While I agree that Transformed is a better game than TSR, there's a lot here that's just wrong. TSR controls the exact same as transformed and has litterally the same mechanical depth in terms of car gameplay as Transformed. Sure, it doesn't have the boat and plane sections but it replaces those with the team mechanics which are really cool (if you play with someone as the game is designed) if unbalanced. The track design is only dull if you play solo races instead of team races. It actually shines in co-op with other people. With that said, Transformed tracks transforming on each lap was fantastic and I definitely miss that aspect.The biggest issue with TSR is the lack of content and that's probably due to lack of budget.

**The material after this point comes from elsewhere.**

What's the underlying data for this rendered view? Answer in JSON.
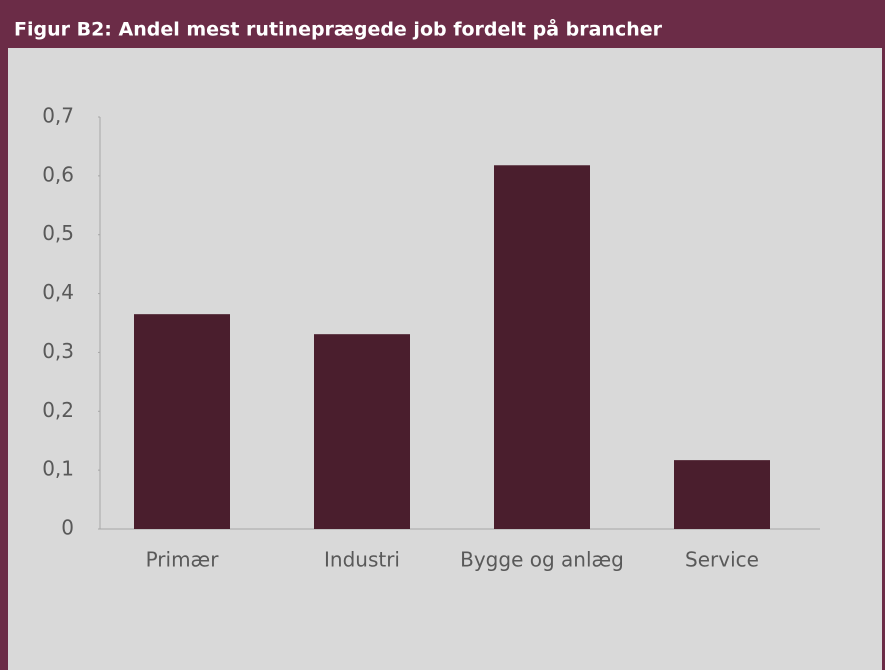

In terms of car gameplay, it's mostly the same yes, but it lacks all of the other modes, and details like the transform boosts, risk boosts and wave-airtime tricks from Transformed, which I think really set it apart in terms of mechanical depth. Pushing your luck with how many tricks you could pull off on a wave, or how close you could get to an object before pulling a way for a risk boost, that was a big part of the excitement in that game. If you go back to the original, instead of those mechanics you had very very fast boost charge while drifting, so you had very effective snaking in S&SAR, they traded that away for more diverse demands on the player across different vehicle types, and that was fun too, but the move to Sonic Racing felt like a step backwards.
It felt like we stepped back to 'cars only' but at the same time, we'd still lost all of the mechanical depth of how those vehicles worked. Snaking was still gone, and there was nothing built into the vehicles to replace it.

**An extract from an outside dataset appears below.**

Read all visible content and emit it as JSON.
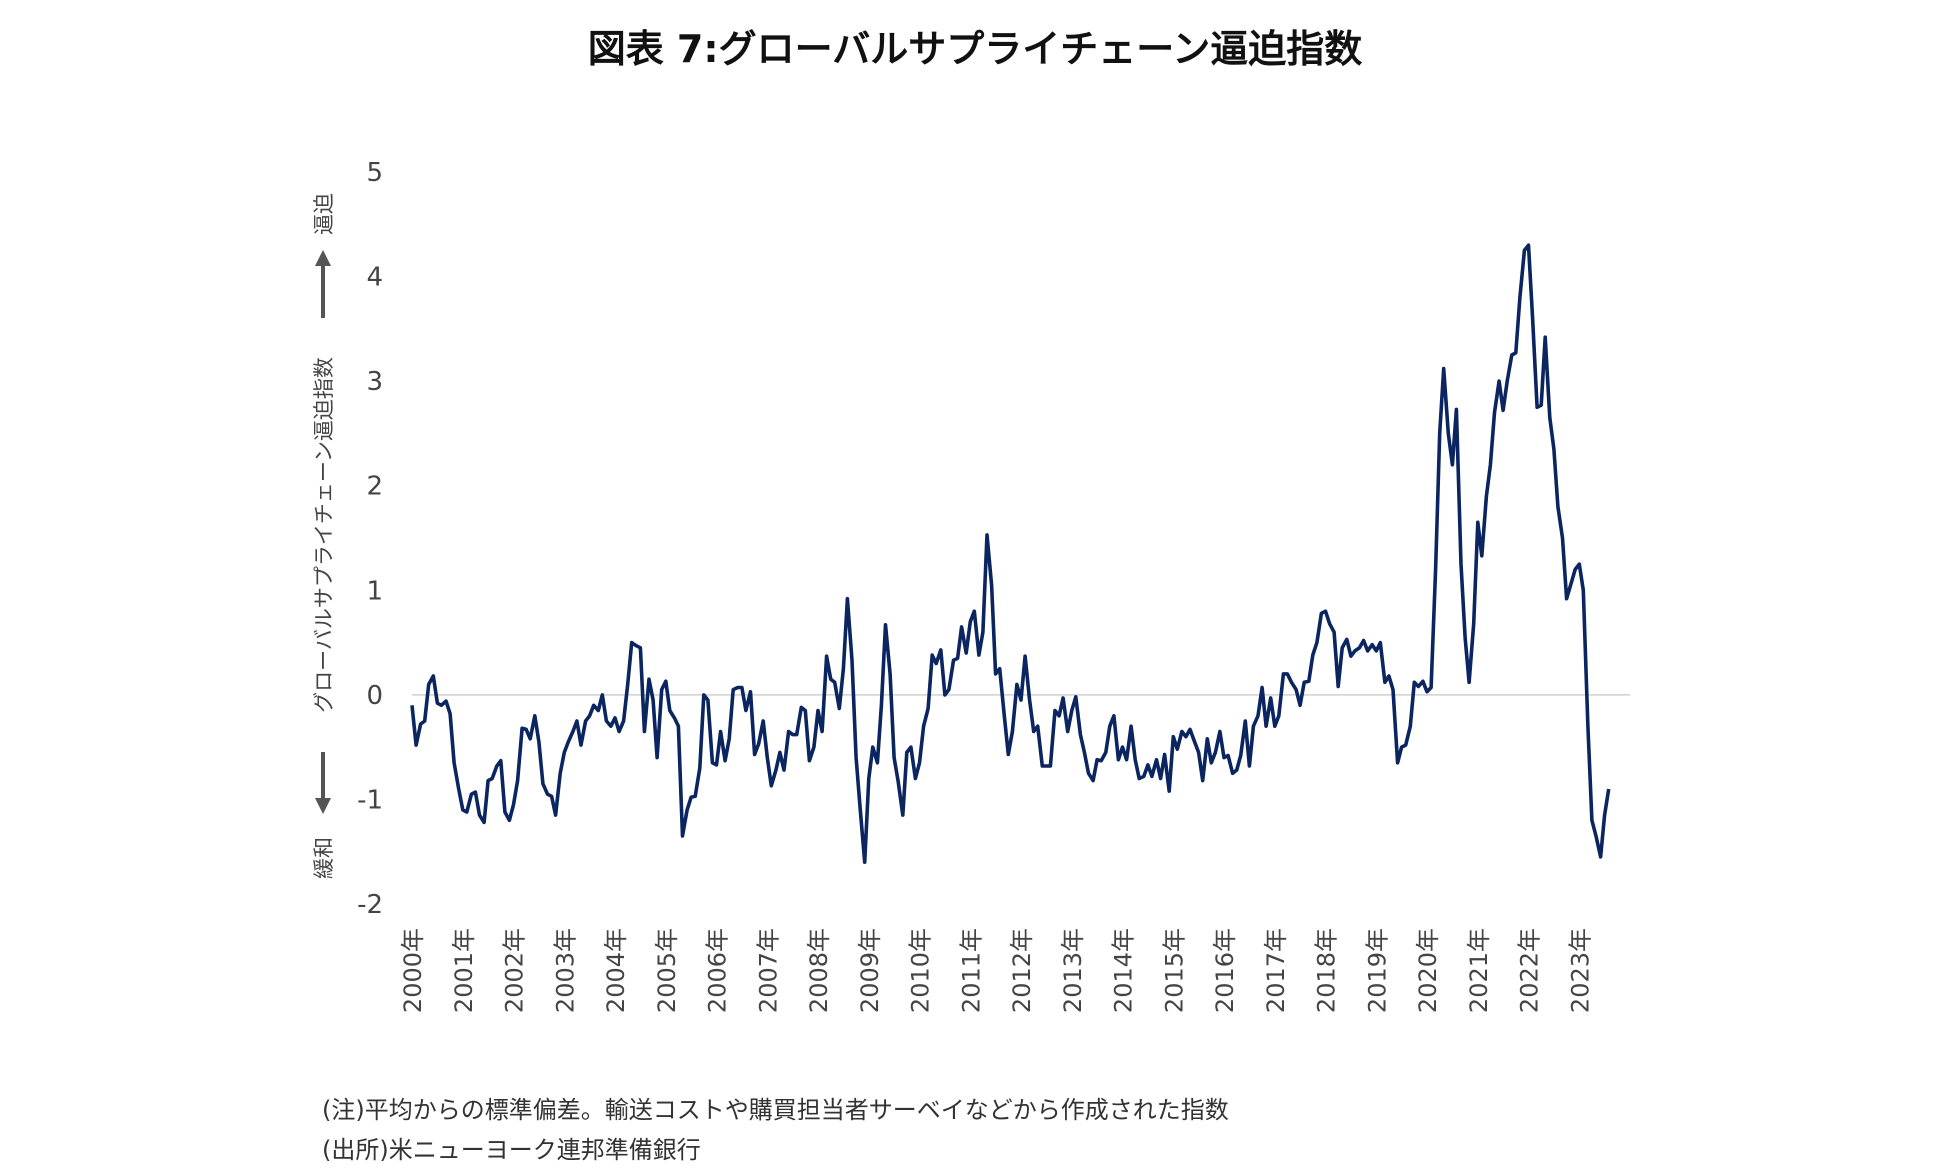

I don't think replacing the boat and plane sections with team mechanics offered an equivalent trade off, particularly because the AI are not in my control. If I'm doing well then I'm usually at the front of the race, at which point I don't care what my team mates are doing. Also, the item system just seemed flawed, because if you all just pass items to one another, you endlessly get super meter? It seems it's always better to pass your item than to use it immediately, which to me seems like a fairly problematic design flaw.
Plus, the courses themselves are very simplistic in TSR. So you have all of that mechanical depth stripped away from the core driving, and then you have very straight forward track designs. There are no tracks anywhere near as demanding in TSR as tracks like Burning City Rangers or even a technical but short track like Tree Tops from S&SAR.
Also the car handling is not the same. At least not in my experience, it definitely feels stiffer. The power class in particular feels very stiff and unresponsive. Not like a vehicle with low turning/drifting stats in TSR. This sentiment came up in both previews and reviews too. It's not that they feel explicitely bad, but for someone that spent forever grinding lap times in TSR and S&SAR, I just felt that they felt a little bit worse. Perhaps, because the tracks are never as tight or challenging though.
For what it's worth the game is actually made by a completely different team than TSR, so it's not just differences in budget that give the game a different feel. TSR was made by Sumo Nottingham, and the first two games were made by Sumo in Sheffield.
Either way, I didn't like it as much as the previous two games and I think you have two better kart racers to play on the Switch, CTR and MK8. I felt that Transformed was actually more fun than MK8, at least for me, but TSR doesn't come close to either of those games.